At the beginning of June 2019, Halcon reported that it was out of NYSE compliance due to its low stock price.
- Well Activity (gross): TIL 4 wells in Q1 - down -71% YOY
- Rigs: 2 total rigs running (both at Monument Draw) - down -50% YOY
- Q1 D&C Spending: $72 million - down -38% YOY
- Q1 Production: Production averaged 17.1 MBOEPD (60% oil) - up +55% from Q1 2018
Ops Update - May Drop One Rig in Near-Term
The Company is currently running two operated rigs in Monument Draw. Halcón plans to continue to run two operated rigs in Monument Draw for the remainder of 2019 but may elect to drop to one rig focused on Monument Draw pending the outcome of its strategic and financial alternative process.
Halcón recently put online four new Wolfcamp wells in Monument Draw. Two of these wells were completed with lateral lengths around 5,000 feet while two were completed with lateral lengths of around 7,500 feet. The 30-day peak rates on the two 5,000 feet wells averaged approximately 1,002 Boe/d (84% oil).

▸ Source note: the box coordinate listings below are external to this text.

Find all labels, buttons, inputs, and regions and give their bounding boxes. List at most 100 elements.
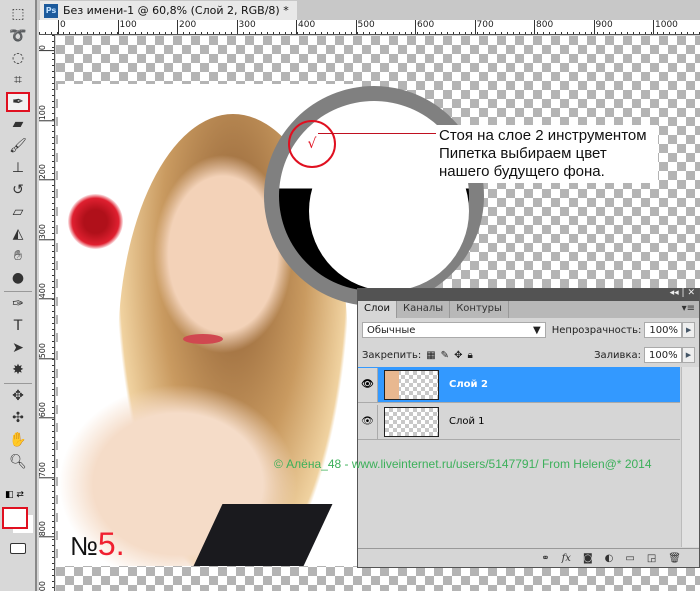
- photoshop-icon: Ps: [44, 3, 58, 18]
- ruler-label: 0: [58, 20, 66, 34]
- magnifier-illustration: [264, 86, 484, 306]
- type-icon[interactable]: T: [6, 316, 30, 336]
- document-tab-bar: Ps Без имени-1 @ 60,8% (Слой 2, RGB/8) *: [37, 0, 700, 20]
- ruler-label: 500: [39, 342, 54, 359]
- ruler-label: 700: [39, 461, 54, 478]
- lock-label: Закрепить:: [362, 349, 422, 361]
- tab-layers[interactable]: Слои: [358, 301, 397, 318]
- marquee-icon[interactable]: ⬚: [6, 4, 30, 24]
- ruler-label: 900: [593, 20, 613, 34]
- layer-name: Слой 2: [449, 379, 488, 390]
- dodge-icon[interactable]: ●: [6, 268, 30, 288]
- toolbar-divider: [4, 291, 32, 292]
- healing-icon[interactable]: ▰: [6, 114, 30, 134]
- pen-icon[interactable]: ✑: [6, 294, 30, 314]
- lock-transparency-icon[interactable]: ▦: [426, 350, 435, 361]
- quick-mask-icon[interactable]: [10, 543, 26, 554]
- eyedropper-icon[interactable]: ✒: [6, 92, 30, 112]
- horizontal-ruler[interactable]: 0 100 200 300 400 500 600 700 800 900 1000: [39, 20, 700, 35]
- toolbar-divider: [4, 383, 32, 384]
- adjustment-icon[interactable]: ◐: [605, 553, 614, 564]
- lock-all-icon[interactable]: 🔒︎: [467, 350, 472, 361]
- folder-icon[interactable]: ▭: [625, 553, 634, 564]
- default-colors-icon[interactable]: ◧ ⇄: [5, 490, 24, 500]
- ruler-label: 400: [296, 20, 315, 34]
- document-tab[interactable]: Ps Без имени-1 @ 60,8% (Слой 2, RGB/8) *: [40, 1, 297, 20]
- ruler-label: 0: [39, 45, 54, 52]
- 3d-pan-icon[interactable]: ✣: [6, 408, 30, 428]
- hand-icon[interactable]: ✋: [6, 430, 30, 450]
- layer-name: Слой 1: [449, 416, 485, 427]
- ruler-label: 800: [534, 20, 553, 34]
- opacity-label: Непрозрачность:: [551, 324, 642, 336]
- callout-line: нашего будущего фона.: [439, 163, 605, 180]
- tools-panel: ⬚ ➰ ◌ ⌗ ✒ ▰ 🖌︎ ⊥ ↺ ▱ ◭ ✋︎ ● ✑ T ➤ ✸ ✥ ✣ ✋ 🔍︎ ◧ ⇄: [0, 0, 37, 591]
- ruler-label: 200: [177, 20, 196, 34]
- panel-menu-icon[interactable]: ▾≡: [682, 303, 695, 314]
- fill-input[interactable]: 100%: [644, 347, 682, 363]
- document-title: Без имени-1 @ 60,8% (Слой 2, RGB/8) *: [63, 4, 289, 17]
- 3d-rotate-icon[interactable]: ✥: [6, 386, 30, 406]
- ruler-label: 700: [474, 20, 494, 34]
- blend-mode-select[interactable]: Обычные ▼: [362, 322, 546, 338]
- ruler-label: 300: [39, 223, 54, 240]
- layer-row-selected[interactable]: 👁︎ Слой 2: [358, 367, 680, 403]
- foreground-color-swatch[interactable]: [2, 507, 28, 529]
- callout-line: Пипетка выбираем цвет: [439, 145, 607, 162]
- quick-select-icon[interactable]: ◌: [6, 48, 30, 68]
- mask-icon[interactable]: ◙: [583, 553, 593, 564]
- trash-icon[interactable]: 🗑︎: [668, 553, 681, 564]
- chevron-down-icon: ▼: [533, 324, 541, 336]
- ruler-label: 200: [39, 164, 54, 181]
- path-select-icon[interactable]: ➤: [6, 338, 30, 358]
- eye-icon[interactable]: 👁︎: [358, 404, 378, 439]
- tab-channels[interactable]: Каналы: [397, 301, 451, 318]
- ruler-label: 300: [236, 20, 256, 34]
- shape-icon[interactable]: ✸: [6, 360, 30, 380]
- link-icon[interactable]: ⚭: [541, 553, 549, 564]
- fill-slider-button[interactable]: ▶: [682, 347, 695, 363]
- ruler-label: 800: [39, 521, 54, 538]
- layers-scrollbar[interactable]: [681, 367, 699, 547]
- callout-text: Стоя на слое 2 инструментом Пипетка выби…: [436, 125, 658, 183]
- stamp-icon[interactable]: ⊥: [6, 158, 30, 178]
- layer-row[interactable]: 👁︎ Слой 1: [358, 404, 680, 440]
- collapse-close-icon[interactable]: ◂◂ | ✕: [670, 288, 695, 298]
- ruler-label: 900: [39, 580, 54, 591]
- paint-bucket-icon[interactable]: ◭: [6, 224, 30, 244]
- layer-thumbnail: [384, 369, 439, 400]
- panel-titlebar: ◂◂ | ✕: [358, 288, 699, 301]
- ruler-label: 100: [39, 104, 54, 121]
- crop-icon[interactable]: ⌗: [6, 70, 30, 90]
- fill-label: Заливка:: [594, 349, 641, 361]
- lock-position-icon[interactable]: ✥: [454, 350, 462, 361]
- ruler-label: 600: [39, 402, 54, 419]
- opacity-input[interactable]: 100%: [644, 322, 683, 338]
- callout-line: Стоя на слое 2 инструментом: [439, 127, 647, 144]
- eraser-icon[interactable]: ▱: [6, 202, 30, 222]
- watermark: © Алёна_48 - www.liveinternet.ru/users/5…: [274, 457, 652, 471]
- step-number: №5.: [70, 526, 125, 562]
- ruler-label: 500: [355, 20, 375, 34]
- opacity-slider-button[interactable]: ▶: [682, 322, 695, 338]
- tab-paths[interactable]: Контуры: [450, 301, 509, 318]
- layer-thumbnail: [384, 406, 439, 437]
- history-brush-icon[interactable]: ↺: [6, 180, 30, 200]
- zoom-icon[interactable]: 🔍︎: [6, 452, 30, 472]
- ruler-label: 1000: [653, 20, 678, 34]
- fx-icon[interactable]: fx: [562, 553, 571, 564]
- brush-icon[interactable]: 🖌︎: [6, 136, 30, 156]
- callout-leader-line: [318, 133, 436, 134]
- ruler-label: 100: [117, 20, 137, 34]
- check-mark: √: [307, 136, 317, 152]
- blur-icon[interactable]: ✋︎: [6, 246, 30, 266]
- lock-pixels-icon[interactable]: ✎: [441, 350, 449, 361]
- lasso-icon[interactable]: ➰: [6, 26, 30, 46]
- vertical-ruler[interactable]: 0 100 200 300 400 500 600 700 800 900: [39, 35, 55, 591]
- eye-icon[interactable]: 👁︎: [358, 367, 378, 402]
- new-layer-icon[interactable]: ◲: [647, 553, 656, 564]
- eyedropper-sample-marker: √: [288, 120, 336, 168]
- ruler-label: 600: [415, 20, 434, 34]
- layers-panel: ◂◂ | ✕ Слои Каналы Контуры ▾≡ Обычные ▼ Н…: [357, 288, 700, 568]
- panel-footer: ⚭ fx ◙ ◐ ▭ ◲ 🗑︎: [358, 548, 699, 567]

The two 7,500 feet wells have not yet reached peak rates but are currently producing in excess of 900 Boe/d (82% oil). Halcón also recently brought the previously shut-in Sealy Ranch 7506H well back online and this well is expected to continue to increase in production over the coming weeks.
The Company plans to put an additional eight to ten gross operated wells online in Monument Draw over the remainder of 2019 (assuming two rigs running).